State Sen. William Larkin, R-Cornwall, said once the county Legislature acts, he will introduce a bill in the Senate to transfer the property to the county for $1.
“It’s my privilege to be able to sponsor this legislation,” said Larkin, a military veteran. “I can think of no group more deserving of this support, and I look forward to making this proposal a reality.”
Larkin said state Assemblyman Kevin Cahill has agreed to introduce an identical bill in the Assembly. Cahill, D-Kingston, could not be reached for comment on Wednesday.
Creating transitional housing for veterans was among the initiatives Hein laid out in his 2012 State of the County address, saying some veterans returning from Iraq and Afghanistan, as well as some who fought in prior wars, are “struggling to readjust to civilian life.”

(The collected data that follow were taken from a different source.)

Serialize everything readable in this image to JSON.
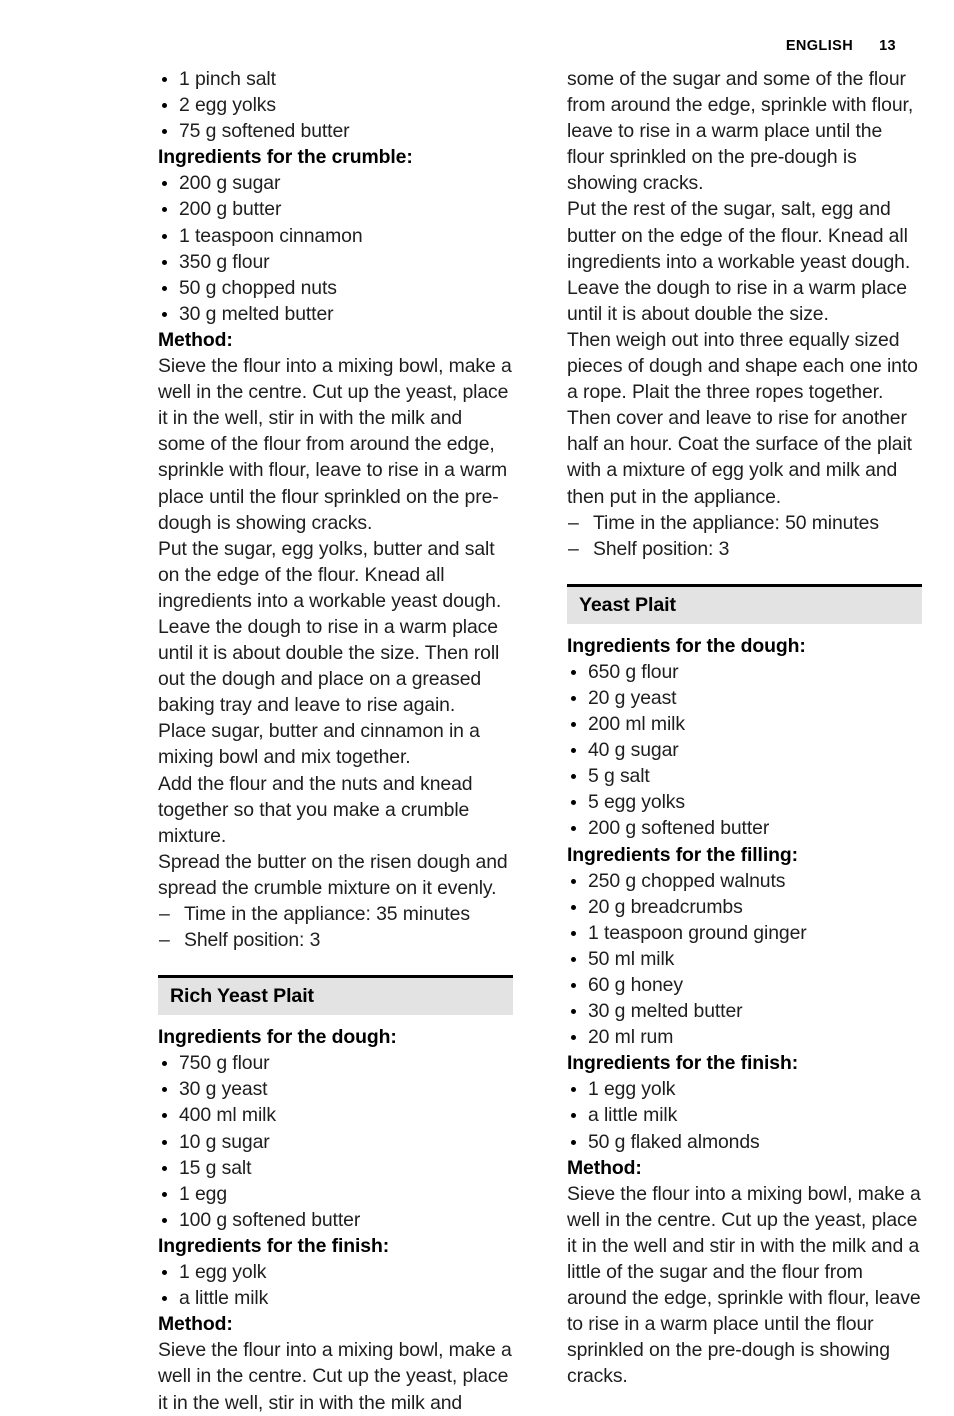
{
  "header": {
    "language": "ENGLISH",
    "page_number": "13"
  },
  "left_column": {
    "crumble_cake": {
      "dough_remainder_items": [
        "1 pinch salt",
        "2 egg yolks",
        "75 g softened butter"
      ],
      "crumble_heading": "Ingredients for the crumble:",
      "crumble_items": [
        "200 g sugar",
        "200 g butter",
        "1 teaspoon cinnamon",
        "350 g flour",
        "50 g chopped nuts",
        "30 g melted butter"
      ],
      "method_heading": "Method:",
      "method_paragraphs": [
        "Sieve the flour into a mixing bowl, make a well in the centre. Cut up the yeast, place it in the well, stir in with the milk and some of the flour from around the edge, sprinkle with flour, leave to rise in a warm place until the flour sprinkled on the pre-dough is showing cracks.",
        "Put the sugar, egg yolks, butter and salt on the edge of the flour. Knead all ingredients into a workable yeast dough.",
        "Leave the dough to rise in a warm place until it is about double the size. Then roll out the dough and place on a greased baking tray and leave to rise again.",
        "Place sugar, butter and cinnamon in a mixing bowl and mix together.",
        "Add the flour and the nuts and knead together so that you make a crumble mixture.",
        "Spread the butter on the risen dough and spread the crumble mixture on it evenly."
      ],
      "settings": [
        "Time in the appliance: 35 minutes",
        "Shelf position: 3"
      ]
    },
    "rich_yeast_plait": {
      "title": "Rich Yeast Plait",
      "dough_heading": "Ingredients for the dough:",
      "dough_items": [
        "750 g flour",
        "30 g yeast",
        "400 ml milk",
        "10 g sugar",
        "15 g salt",
        "1 egg",
        "100 g softened butter"
      ],
      "finish_heading": "Ingredients for the finish:",
      "finish_items": [
        "1 egg yolk",
        "a little milk"
      ],
      "method_heading": "Method:",
      "method_paragraphs": [
        "Sieve the flour into a mixing bowl, make a well in the centre. Cut up the yeast, place it in the well, stir in with the milk and"
      ]
    }
  },
  "right_column": {
    "rich_yeast_plait_continued": {
      "method_paragraphs": [
        "some of the sugar and some of the flour from around the edge, sprinkle with flour, leave to rise in a warm place until the flour sprinkled on the pre-dough is showing cracks.",
        "Put the rest of the sugar, salt, egg and butter on the edge of the flour. Knead all ingredients into a workable yeast dough.",
        "Leave the dough to rise in a warm place until it is about double the size.",
        "Then weigh out into three equally sized pieces of dough and shape each one into a rope. Plait the three ropes together. Then cover and leave to rise for another half an hour. Coat the surface of the plait with a mixture of egg yolk and milk and then put in the appliance."
      ],
      "settings": [
        "Time in the appliance: 50 minutes",
        "Shelf position: 3"
      ]
    },
    "yeast_plait": {
      "title": "Yeast Plait",
      "dough_heading": "Ingredients for the dough:",
      "dough_items": [
        "650 g flour",
        "20 g yeast",
        "200 ml milk",
        "40 g sugar",
        "5 g salt",
        "5 egg yolks",
        "200 g softened butter"
      ],
      "filling_heading": "Ingredients for the filling:",
      "filling_items": [
        "250 g chopped walnuts",
        "20 g breadcrumbs",
        "1 teaspoon ground ginger",
        "50 ml milk",
        "60 g honey",
        "30 g melted butter",
        "20 ml rum"
      ],
      "finish_heading": "Ingredients for the finish:",
      "finish_items": [
        "1 egg yolk",
        "a little milk",
        "50 g flaked almonds"
      ],
      "method_heading": "Method:",
      "method_paragraphs": [
        "Sieve the flour into a mixing bowl, make a well in the centre. Cut up the yeast, place it in the well and stir in with the milk and a little of the sugar and the flour from around the edge, sprinkle with flour, leave to rise in a warm place until the flour sprinkled on the pre-dough is showing cracks."
      ]
    }
  },
  "colors": {
    "section_header_bg": "#e3e3e3",
    "section_header_rule": "#000000",
    "text": "#1e1e1e"
  }
}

“Returning military personnel who find themselves in difficult straights should never find themselves abandoned. They deserve clean, dignified housing regardless of their circumstances,” Hein said. Continued...
Crannell said the Wurts Street property, which most recently was used as a group home for people with disabilities, provides the needed infrastructure to create temporary housing for veterans.
Its location also will provide veterans with access to programs designed to help them become self-sufficient, he said.
In his State of the County address, Hein said the county would use a portion of the proceeds from the sale of the Ulster County Community College “president’s house” in Stone Ridge to fund the program. The college’s board is expected to vote on the sale of that house next week.
Hein said the Stone Ridge property has an estimated value of more than $500,000.